Numerically evaluate these derivatives to see how well the Maxwell relation is satisfied in your interpolation scheme. (Plot the fractional difference between the left and right hand sides). Explain what you are finding – is it a surprise given the equation of state and interpolation scheme you are using? Would you expect this result to hold for more complicated equations of state?

(c) Optional: One way to interpolate that is automatically thermodynamically consistent is to make a grid of values of

\[F = k_BT \left(\ln \left({n\over n_Q}\right) -1 \right),\]

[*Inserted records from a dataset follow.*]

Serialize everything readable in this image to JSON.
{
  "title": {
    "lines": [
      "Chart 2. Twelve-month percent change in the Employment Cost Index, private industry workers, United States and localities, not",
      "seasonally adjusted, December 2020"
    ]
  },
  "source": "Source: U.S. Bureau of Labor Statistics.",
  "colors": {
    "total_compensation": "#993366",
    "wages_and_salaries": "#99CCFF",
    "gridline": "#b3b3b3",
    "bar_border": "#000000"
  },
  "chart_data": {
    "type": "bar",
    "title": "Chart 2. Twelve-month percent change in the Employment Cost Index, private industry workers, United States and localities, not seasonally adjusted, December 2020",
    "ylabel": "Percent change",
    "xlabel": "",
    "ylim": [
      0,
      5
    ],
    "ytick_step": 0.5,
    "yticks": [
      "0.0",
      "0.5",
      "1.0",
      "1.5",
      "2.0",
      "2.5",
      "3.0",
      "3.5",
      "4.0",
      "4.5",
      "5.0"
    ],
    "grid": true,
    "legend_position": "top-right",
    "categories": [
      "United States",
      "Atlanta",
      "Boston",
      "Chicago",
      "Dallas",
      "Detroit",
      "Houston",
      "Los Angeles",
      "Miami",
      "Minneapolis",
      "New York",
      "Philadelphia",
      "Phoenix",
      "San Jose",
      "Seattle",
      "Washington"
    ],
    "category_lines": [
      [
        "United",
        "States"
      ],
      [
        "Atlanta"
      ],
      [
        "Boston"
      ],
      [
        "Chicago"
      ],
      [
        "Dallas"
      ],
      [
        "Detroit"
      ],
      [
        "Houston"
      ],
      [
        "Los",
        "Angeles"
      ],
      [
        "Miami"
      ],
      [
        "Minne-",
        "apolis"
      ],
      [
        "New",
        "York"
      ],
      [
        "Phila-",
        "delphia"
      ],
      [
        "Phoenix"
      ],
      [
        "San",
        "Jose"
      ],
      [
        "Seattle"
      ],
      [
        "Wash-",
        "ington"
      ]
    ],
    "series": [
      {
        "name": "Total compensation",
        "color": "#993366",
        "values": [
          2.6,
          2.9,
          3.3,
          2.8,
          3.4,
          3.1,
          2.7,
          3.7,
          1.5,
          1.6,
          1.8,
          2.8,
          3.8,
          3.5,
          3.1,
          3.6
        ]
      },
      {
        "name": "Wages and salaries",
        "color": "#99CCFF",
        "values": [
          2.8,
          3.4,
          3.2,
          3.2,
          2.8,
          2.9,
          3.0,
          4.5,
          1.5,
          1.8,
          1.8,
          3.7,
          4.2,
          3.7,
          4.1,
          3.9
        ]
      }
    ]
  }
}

interpolate \(F\) as a function of density and temperature, and then calculate \(P\) and \(S\) as derivatives of \(F\) using derivatives of the interpolating functions. Try implementing this and evaluate the errors in \(P\) and \(S\) and check that your values are thermodynamically consistent. Compare your results with what you found in (a) and (b) where you interpolated \(P\) and \(S\) directly.